Es hat solche Bücher immer wieder gegeben in meinem Lektüreleben, und es heißt nicht, daß nicht der Zeitpunkt noch käme, an dem das Buch „richtig“ wäre; auch das hat es öfter gegeben. Knifflig daran j e t z t ist, daß mich das nicht-weitergelesene Buch davon abhält, ein anderes zu lesen. Die Verpflichtung macht mir ein schlechtes Gewissen; nehme ich ein anderes Buch vor, wird das schlechte Gewissen aktiviert, und ich lege das andere Buch beiseite, als „dürfte“ ich das nicht lesen, bevor nicht UF „erfüllt“ ist. – Blöde protestantische Arbeitshaltung, völlig lustfremd. Ausnahme: eigene Texte. Da „darf“ ich, sagt mein Überich. Und na ja, derzeit läuft das >>>> ilb, bei dem ich ein bißchen mit eingespannt bin. Zumal mich die arabische Welt so viel mehr interessiert als die US-amerikanische, die mich g a r nicht interessiert. (Stimmt nicht, aber stimmt in der Tendenz der Abwehr, die mein emotionales „gar“ so überdeutlich illustriert; sie tut so, als gäbe es Faulkner nicht, Pynchon, Gaddis, Poe undundund: seltsamerweise habe ich die aber immer als „eigentlich“ europäische Autoren wahrgenommen, was bei Wallace definitiv nicht der Fall ist).

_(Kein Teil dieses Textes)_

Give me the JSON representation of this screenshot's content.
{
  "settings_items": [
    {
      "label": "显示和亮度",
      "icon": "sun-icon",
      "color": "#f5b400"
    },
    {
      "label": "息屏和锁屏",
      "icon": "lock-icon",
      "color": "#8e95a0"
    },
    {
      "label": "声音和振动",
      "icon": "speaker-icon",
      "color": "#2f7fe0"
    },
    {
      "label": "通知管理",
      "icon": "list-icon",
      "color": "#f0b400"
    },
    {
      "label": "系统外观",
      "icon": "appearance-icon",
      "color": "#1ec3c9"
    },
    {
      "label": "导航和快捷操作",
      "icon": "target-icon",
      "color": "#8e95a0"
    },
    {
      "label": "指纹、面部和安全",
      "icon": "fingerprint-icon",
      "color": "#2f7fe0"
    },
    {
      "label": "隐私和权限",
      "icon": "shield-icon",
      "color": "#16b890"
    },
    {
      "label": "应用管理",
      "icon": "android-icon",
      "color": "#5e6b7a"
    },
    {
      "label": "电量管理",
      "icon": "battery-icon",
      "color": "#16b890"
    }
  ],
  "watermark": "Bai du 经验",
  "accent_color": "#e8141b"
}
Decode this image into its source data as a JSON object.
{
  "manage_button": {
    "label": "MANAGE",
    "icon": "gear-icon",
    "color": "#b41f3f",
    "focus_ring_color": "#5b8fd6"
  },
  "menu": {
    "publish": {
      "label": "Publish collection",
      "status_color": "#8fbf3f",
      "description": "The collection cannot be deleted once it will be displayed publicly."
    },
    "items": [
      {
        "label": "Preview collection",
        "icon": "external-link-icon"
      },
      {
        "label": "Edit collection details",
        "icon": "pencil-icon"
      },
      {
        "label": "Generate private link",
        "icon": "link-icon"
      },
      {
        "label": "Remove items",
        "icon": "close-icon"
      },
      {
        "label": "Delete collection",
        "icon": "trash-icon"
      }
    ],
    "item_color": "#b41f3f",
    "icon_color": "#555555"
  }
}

(Die Platte „hängt“ bei 188.)
P.S.: Ich frag mich gerade, ob mein Widerwille, der ja eine Art inneren Widerstandes ist, darin begründet ist, daß das Buch überhaupt keinen Eros hat; es ist geradezu ohne Körper. Es gibt keine Sekrete, es gibt keine Obsession, jedenfalls bisher. Es gibt nicht eine einzige Frau darin, die F r a u wäre; nix, wo ich die Luft durch die Zähne ziehe; meine Fantasie wird nicht angeregt, es ist, als wäre der Text permanent mit Kopfstimme geschrieben; mir fehlt E r d u n g, Erde, Dung. Ich habe mit dem, was das Buch erzählt, nichts zu tun. Vielleicht ist es auch einfach das. Ach, ich weiß doch auch nicht!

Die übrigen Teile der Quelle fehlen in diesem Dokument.